I was put'in a new rake chain on the old JD 24T baler yesterday afternoon when Miss K said " Look at that cloud--- it looks like a funnel". She spent most of her childhood in central Kansas so she seems to have a way spot'in different formations in the sky.

Anyway--- as we watched--- that funnel started get'in longer and longer. Looked like we had a "Twister" go'in.

Since I had pulled the old green beast up in front of the house, the camera wasn't far away.

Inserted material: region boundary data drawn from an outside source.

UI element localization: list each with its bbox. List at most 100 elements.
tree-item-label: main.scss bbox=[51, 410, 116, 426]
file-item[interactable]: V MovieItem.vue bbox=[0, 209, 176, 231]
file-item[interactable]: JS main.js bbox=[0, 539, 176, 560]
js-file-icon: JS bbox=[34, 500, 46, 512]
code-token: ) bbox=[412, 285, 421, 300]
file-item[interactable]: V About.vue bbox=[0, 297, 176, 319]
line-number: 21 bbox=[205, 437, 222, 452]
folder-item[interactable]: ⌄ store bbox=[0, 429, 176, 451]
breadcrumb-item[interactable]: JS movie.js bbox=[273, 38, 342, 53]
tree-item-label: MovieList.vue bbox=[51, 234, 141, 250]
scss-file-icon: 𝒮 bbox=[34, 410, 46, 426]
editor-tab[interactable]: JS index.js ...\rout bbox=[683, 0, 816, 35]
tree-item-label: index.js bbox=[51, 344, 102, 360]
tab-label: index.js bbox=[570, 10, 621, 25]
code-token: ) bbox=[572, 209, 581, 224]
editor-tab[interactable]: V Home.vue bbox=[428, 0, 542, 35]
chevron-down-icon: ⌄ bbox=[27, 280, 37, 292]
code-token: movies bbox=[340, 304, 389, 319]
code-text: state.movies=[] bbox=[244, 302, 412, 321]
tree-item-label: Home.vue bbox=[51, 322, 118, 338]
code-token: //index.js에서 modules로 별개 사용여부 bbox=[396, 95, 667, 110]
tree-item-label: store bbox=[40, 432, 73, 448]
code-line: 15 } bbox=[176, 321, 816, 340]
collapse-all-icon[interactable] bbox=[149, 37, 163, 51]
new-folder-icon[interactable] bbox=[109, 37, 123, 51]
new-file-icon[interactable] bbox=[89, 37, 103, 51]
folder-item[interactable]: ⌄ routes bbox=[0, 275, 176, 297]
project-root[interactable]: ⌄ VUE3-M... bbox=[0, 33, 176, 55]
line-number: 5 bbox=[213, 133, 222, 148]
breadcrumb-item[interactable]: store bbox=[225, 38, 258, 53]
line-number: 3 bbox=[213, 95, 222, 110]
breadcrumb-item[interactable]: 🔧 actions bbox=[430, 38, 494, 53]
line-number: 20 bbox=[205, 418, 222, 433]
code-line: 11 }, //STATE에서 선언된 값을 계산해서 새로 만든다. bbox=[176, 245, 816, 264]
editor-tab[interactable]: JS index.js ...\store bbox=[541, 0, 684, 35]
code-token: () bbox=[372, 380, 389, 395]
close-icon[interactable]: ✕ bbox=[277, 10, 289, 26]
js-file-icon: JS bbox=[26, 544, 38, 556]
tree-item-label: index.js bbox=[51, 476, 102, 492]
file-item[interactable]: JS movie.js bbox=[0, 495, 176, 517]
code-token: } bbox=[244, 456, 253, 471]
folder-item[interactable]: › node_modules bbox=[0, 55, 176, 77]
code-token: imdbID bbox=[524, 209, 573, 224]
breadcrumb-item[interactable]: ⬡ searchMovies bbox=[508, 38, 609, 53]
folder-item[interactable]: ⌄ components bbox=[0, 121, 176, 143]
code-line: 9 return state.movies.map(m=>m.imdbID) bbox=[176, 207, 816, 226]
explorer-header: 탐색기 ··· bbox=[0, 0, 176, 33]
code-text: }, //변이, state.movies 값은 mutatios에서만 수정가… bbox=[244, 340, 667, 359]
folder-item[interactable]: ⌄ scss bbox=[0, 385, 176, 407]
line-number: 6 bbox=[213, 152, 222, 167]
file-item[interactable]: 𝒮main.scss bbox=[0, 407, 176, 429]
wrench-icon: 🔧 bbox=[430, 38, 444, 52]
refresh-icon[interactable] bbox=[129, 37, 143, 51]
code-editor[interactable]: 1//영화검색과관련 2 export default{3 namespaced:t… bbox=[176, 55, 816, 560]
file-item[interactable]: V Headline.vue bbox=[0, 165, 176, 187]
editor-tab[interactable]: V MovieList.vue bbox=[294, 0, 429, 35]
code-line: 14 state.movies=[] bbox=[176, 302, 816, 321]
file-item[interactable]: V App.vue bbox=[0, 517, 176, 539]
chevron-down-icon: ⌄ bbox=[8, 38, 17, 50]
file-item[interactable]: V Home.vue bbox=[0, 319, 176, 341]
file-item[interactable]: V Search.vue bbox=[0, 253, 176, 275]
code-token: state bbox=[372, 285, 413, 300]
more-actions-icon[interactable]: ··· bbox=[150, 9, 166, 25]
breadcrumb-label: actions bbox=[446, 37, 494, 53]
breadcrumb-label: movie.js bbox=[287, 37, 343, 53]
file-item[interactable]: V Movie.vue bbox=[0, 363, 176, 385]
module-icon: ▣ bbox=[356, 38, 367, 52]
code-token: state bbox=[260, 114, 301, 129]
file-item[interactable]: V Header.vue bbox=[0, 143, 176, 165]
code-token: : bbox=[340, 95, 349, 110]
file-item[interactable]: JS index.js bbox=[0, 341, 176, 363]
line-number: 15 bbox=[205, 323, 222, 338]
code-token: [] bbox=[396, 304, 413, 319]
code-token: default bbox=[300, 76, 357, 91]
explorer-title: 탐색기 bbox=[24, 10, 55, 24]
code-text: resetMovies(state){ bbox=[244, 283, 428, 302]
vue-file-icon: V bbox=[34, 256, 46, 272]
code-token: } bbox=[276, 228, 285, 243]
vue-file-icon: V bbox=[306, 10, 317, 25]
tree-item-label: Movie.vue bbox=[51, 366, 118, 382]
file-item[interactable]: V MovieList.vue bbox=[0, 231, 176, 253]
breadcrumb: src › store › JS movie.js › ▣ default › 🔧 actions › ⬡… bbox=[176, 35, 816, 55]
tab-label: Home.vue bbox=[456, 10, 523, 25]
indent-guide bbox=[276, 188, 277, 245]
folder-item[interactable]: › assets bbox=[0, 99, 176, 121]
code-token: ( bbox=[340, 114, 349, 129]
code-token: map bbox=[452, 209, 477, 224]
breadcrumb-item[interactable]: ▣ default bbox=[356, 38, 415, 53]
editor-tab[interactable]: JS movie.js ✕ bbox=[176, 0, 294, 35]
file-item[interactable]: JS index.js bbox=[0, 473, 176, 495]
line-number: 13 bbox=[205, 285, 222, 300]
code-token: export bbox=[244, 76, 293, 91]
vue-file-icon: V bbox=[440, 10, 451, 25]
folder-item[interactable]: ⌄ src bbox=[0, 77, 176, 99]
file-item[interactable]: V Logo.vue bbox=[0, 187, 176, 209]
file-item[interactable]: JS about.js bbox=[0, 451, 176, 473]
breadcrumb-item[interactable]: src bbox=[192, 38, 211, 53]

The spin'in air was about a mile and a half from the house (place called Dutch Flats) and stayed down for 8-10 minutes before it went back to the clouds and was gone.


----------



## hassell (Feb 9, 2010)

Great pic Cat, you can have those funnel clouds.


----------



## Ruger (Jan 22, 2011)

That is a cool picture, we've had more around our area this year than any other time. Kinda crazy cuz,they're pretty rare here.


----------



## glenway (Mar 27, 2011)

Good shot of the angry clouds, that's for sure.


----------



## Double Naught Spy (Mar 1, 2015)

Great pic and glad y'all are safe!


----------



## 220swift (Mar 2, 2011)

that's just to close there Cat..................great snap shot though...


----------



## prairiewolf (Feb 19, 2012)

Great Pic !!!


----------



## sneakygroundbuzzard (Nov 1, 2012)

awesome pic

glad your safe


----------



## Jonbnks (Jan 21, 2012)

Glad you had the camera, that's a pretty great picture. Very happy to see that the tornado didn't come any close to you.


----------



## youngdon (Mar 10, 2010)

Awesome pic Cat. We're glad you and Miss K, were well clear of the nasty thing.


----------



## On a call (Mar 3, 2010)

Now if you had told me you chased it to lasso it in I might have been impressed 

Keep your eyes and ears peeled those things are wicked.

Did it do any damage ??


----------



## catcapper (Feb 11, 2010)

No damage to any structures--- there aren't any around.lol.--- may have picked up a couple jackrabbits and flung'em around though.

awprint:


----------



## 220swift (Mar 2, 2011)

On a call said:


> Now if you had told me you chased it to lasso it in I might have been impressed :smile:


sounds like a line from Chris Ledoux.........

https://www.youtube.com/watch?v=qqDhE01jV_g​


----------



## Ruger (Jan 22, 2011)

Always been one of my favorite songs Mike, sure wish he was still alive, definitely he was one of the best.


----------



## 220swift (Mar 2, 2011)

Amen Wayne!


----------



## kiyote (Jun 15, 2014)

right up there with his photo finish


----------



## catcapper (Feb 11, 2010)

"Old Fly'in U" has to be one of his best (he didn't write it)

I still have some of the old original cassette tapes he'd hand out behind the chutes from my younger rodeo days.

Back then I use to tell him he sounded like some old gut shot kiyotie whine'in out on the prairie.lol.

Never a better man walked this earth--- R.I.P. Chris.

awprint: awprint:


----------



## 220swift (Mar 2, 2011)

those would be some pretty cool tapes to have, good for you. I didn't know you stirred up the dirt when you were younger Cat..............


----------



## Ruger (Jan 22, 2011)

Here's another one that's also fitting for your picture Cat. Colorado:


----------



## On a call (Mar 3, 2010)

220swift said:


> Amen Wayne!


Yes, Amen


----------



## catcapper (Feb 11, 2010)

Split'in some hair on the broncs and snot slingers was a good way to catch the attention of the cute young ladies Mike.LOL.

awprint:


----------



## youngdon (Mar 10, 2010)

We know it worked at least once !


----------